Mi pobre corazón insano solo alberga dos equipos de fútbol.

Arenas, que ocupa aurícula y ventrículo derecho, con la esperanza de recuperar lo que fue y que el pueblo al que representa se sienta orgulloso del mismo y realmente deje su aliento y presencia real en Gobela.

Y el Madrid, mi corazón izquierdo. Lo es porque fuera del mito de equipo del poder, millonario, beneficiado por árbitros y prensa, sencillamente representa valores que abarcan más allá de lo deportivo.

Veo a sus alevines, infantiles, equipo femenino, baloncesto y todos ellos son la propia imagen de su primer equipo de fútbol.

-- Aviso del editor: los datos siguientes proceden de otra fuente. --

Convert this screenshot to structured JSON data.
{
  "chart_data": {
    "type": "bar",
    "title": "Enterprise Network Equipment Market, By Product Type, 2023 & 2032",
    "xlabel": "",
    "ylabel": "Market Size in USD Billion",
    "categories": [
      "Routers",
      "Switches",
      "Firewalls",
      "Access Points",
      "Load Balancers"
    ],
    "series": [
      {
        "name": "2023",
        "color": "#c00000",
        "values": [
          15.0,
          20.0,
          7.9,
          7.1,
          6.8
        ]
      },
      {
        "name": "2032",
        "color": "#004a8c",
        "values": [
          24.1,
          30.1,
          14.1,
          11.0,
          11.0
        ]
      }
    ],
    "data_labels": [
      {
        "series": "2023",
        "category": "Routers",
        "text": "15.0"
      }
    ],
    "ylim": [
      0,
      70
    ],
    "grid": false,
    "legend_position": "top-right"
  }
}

Tres premisas que hacen cada día más grande a este club. La primera no puede ser otra que nunca se rinde, resilencia, cuanto más difícil más empeño.

La segunda la ausencia del miedo a ganar, convertir la victoria en algo natural con lo que conlleva de confianza.

Y la tercera, la fe inquebrantable de que siempre es posible y de ahí intentarlo.

Vivir en el Santiago Bernabéu un partido de Champions es sentir como real las tres premisas. Más allá de jugadores, entrenadores, estrellas que van y vienen queda lo mejor: abuelos que narran aquel partido de Di Stefano, padres que recuerdan a Juanito o los vuelos de Santillana a niños de cualquier ciudad o país que sueñan con vestir una camiseta blanca con el escudo del Real Madrid.